As a model reaction development, the upgrading process of anisole has been considered, and the reaction network represented in Figure 8. The main reaction routes during the upgrading process of anisole are hydrogenation, hydrogenolysis, hydrodeoxygenation, transalkylation and alkylation. In the present study, benzene, phenol, hexamethylbenzene, 2–methylphenol, 2, 6–demitheyphenol, 2, 4, 6–trimethylphenol and 2, 3, 5, 6–tetramethyl phenol were detected as the main products, whereas no methyl anisole, cyclohexanol and cyclohexanone were observed. Hydrogenolysis or demethylation takes place on the metal surface to form phenol. Another reaction involves direct deoxygenation, leading to methanol and benzene. Also using catalysts that incorporate both metal and acid functions such as Pt/Al2O3, in addition to direct deoxygenation, transalkylation and HDO are catalyzed by acidic sites. So the combination of a noble metal and an acidic support provide a higher catalytic activity.
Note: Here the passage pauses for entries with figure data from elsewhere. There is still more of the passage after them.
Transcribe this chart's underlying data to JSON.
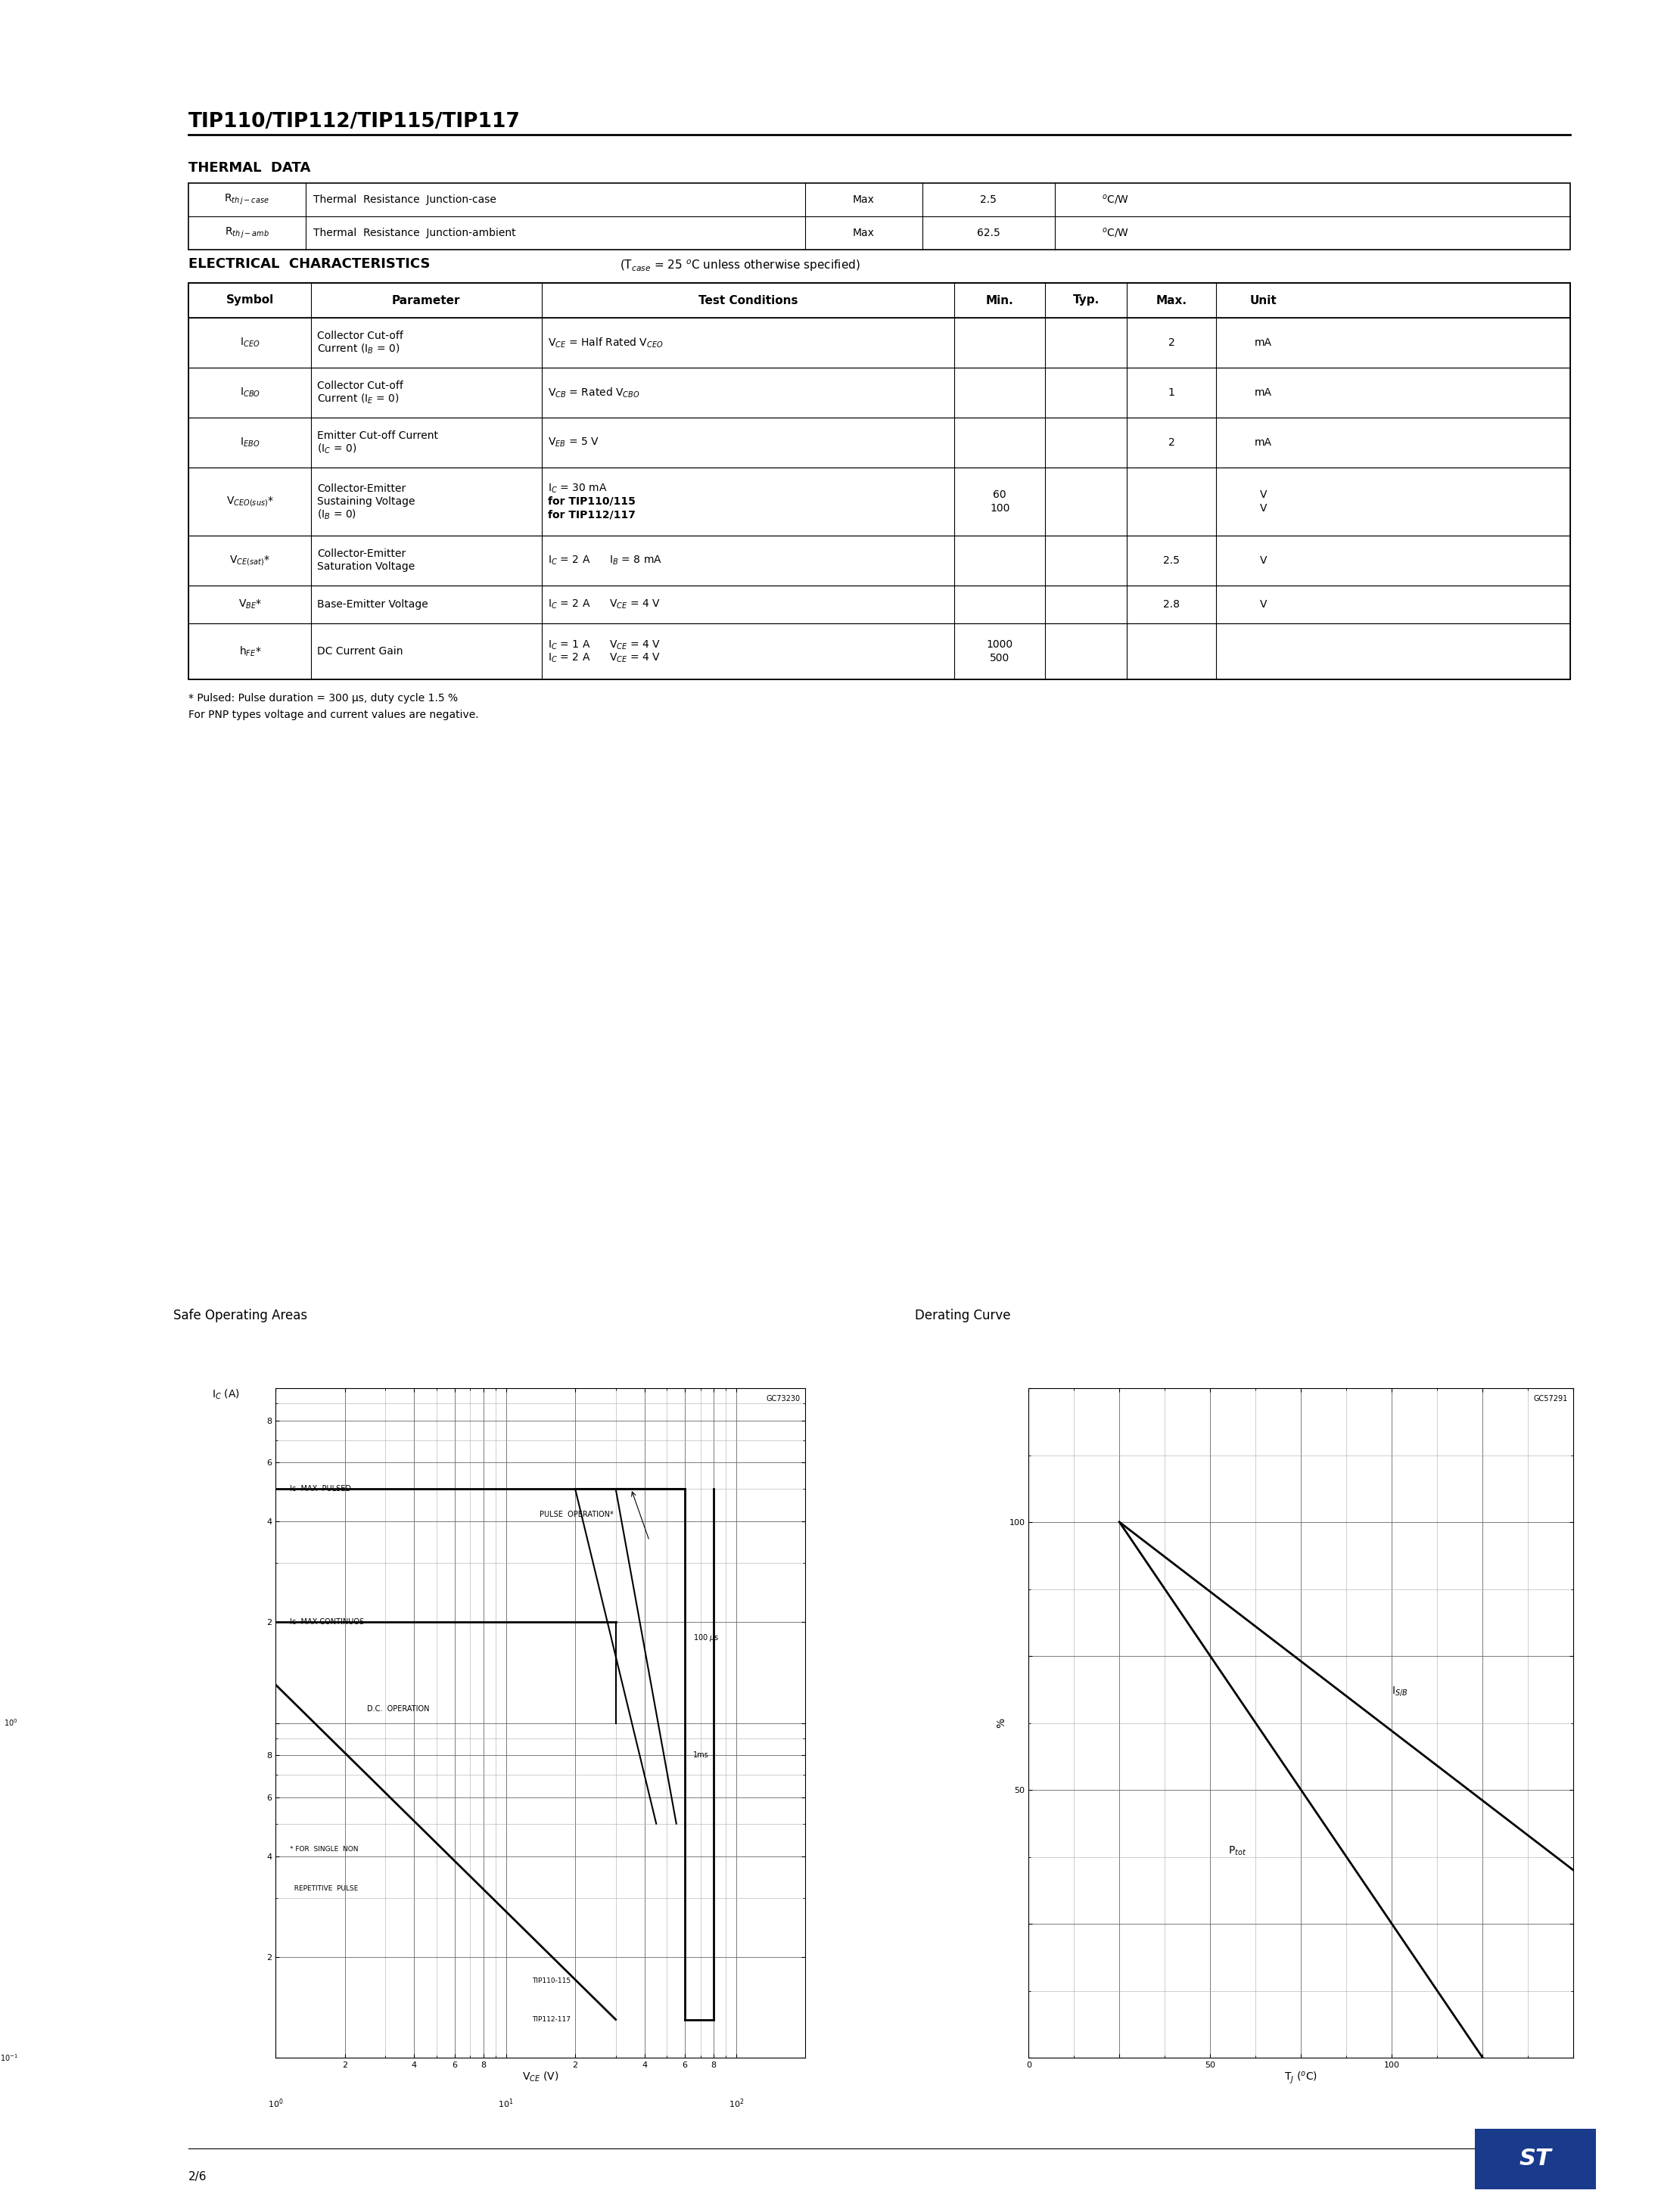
{
  "title": "TIP110/TIP112/TIP115/TIP117",
  "page_num": "2/6",
  "bg_color": "#ffffff",
  "thermal_title": "THERMAL  DATA",
  "elec_title": "ELECTRICAL  CHARACTERISTICS",
  "graph1_title": "Safe Operating Areas",
  "graph2_title": "Derating Curve",
  "graph1_code": "GC73230",
  "graph2_code": "GC57291",
  "footnote1": "* Pulsed: Pulse duration = 300 μs, duty cycle 1.5 %",
  "footnote2": "For PNP types voltage and current values are negative."
}
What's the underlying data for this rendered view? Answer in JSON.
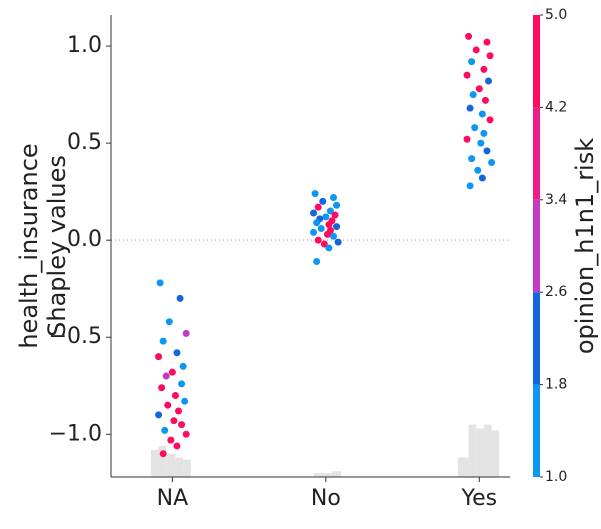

Figure 8. Reaction network for the conversion of anisole catalyzed by Pt/Al2O3 at 673 K and 14 bar.

4. Conclusions

In this work a reaction network for catalytic upgrading of anisole on the Pt/Al2O3 catalyst is developed. The experimental data indicated that the platinum catalyzed hydrogenolysis of the anisole to produce phenol as the significant primary product under the applied operating conditions (673 K and 14 bar). Other main products were produced by alkylation, transalkylation and HDO reactions. The main products that were detected in relatively high yields include benzene, formed by HDO of anisole or phenol, hexamethylbenzene formed by alkylation of benzene, 2–methylphenol formed by transalkylation of anisole and alkylation of phenol, and finally 2, 6–dimethylphenol, 2, 4, 6–trimethylphenol and 2, 3, 5, 6–tetramethylphenol formed by subsequent alkylation of 2–methylphenol.

Acknowledgements

The authors gratefully acknowledge the support (Grant No. 95821383) from Iran National Science Foundation (INSF).

This work has been financially supported by the research deputy of Shahrekord University. The grant number was 94PRM2M35963.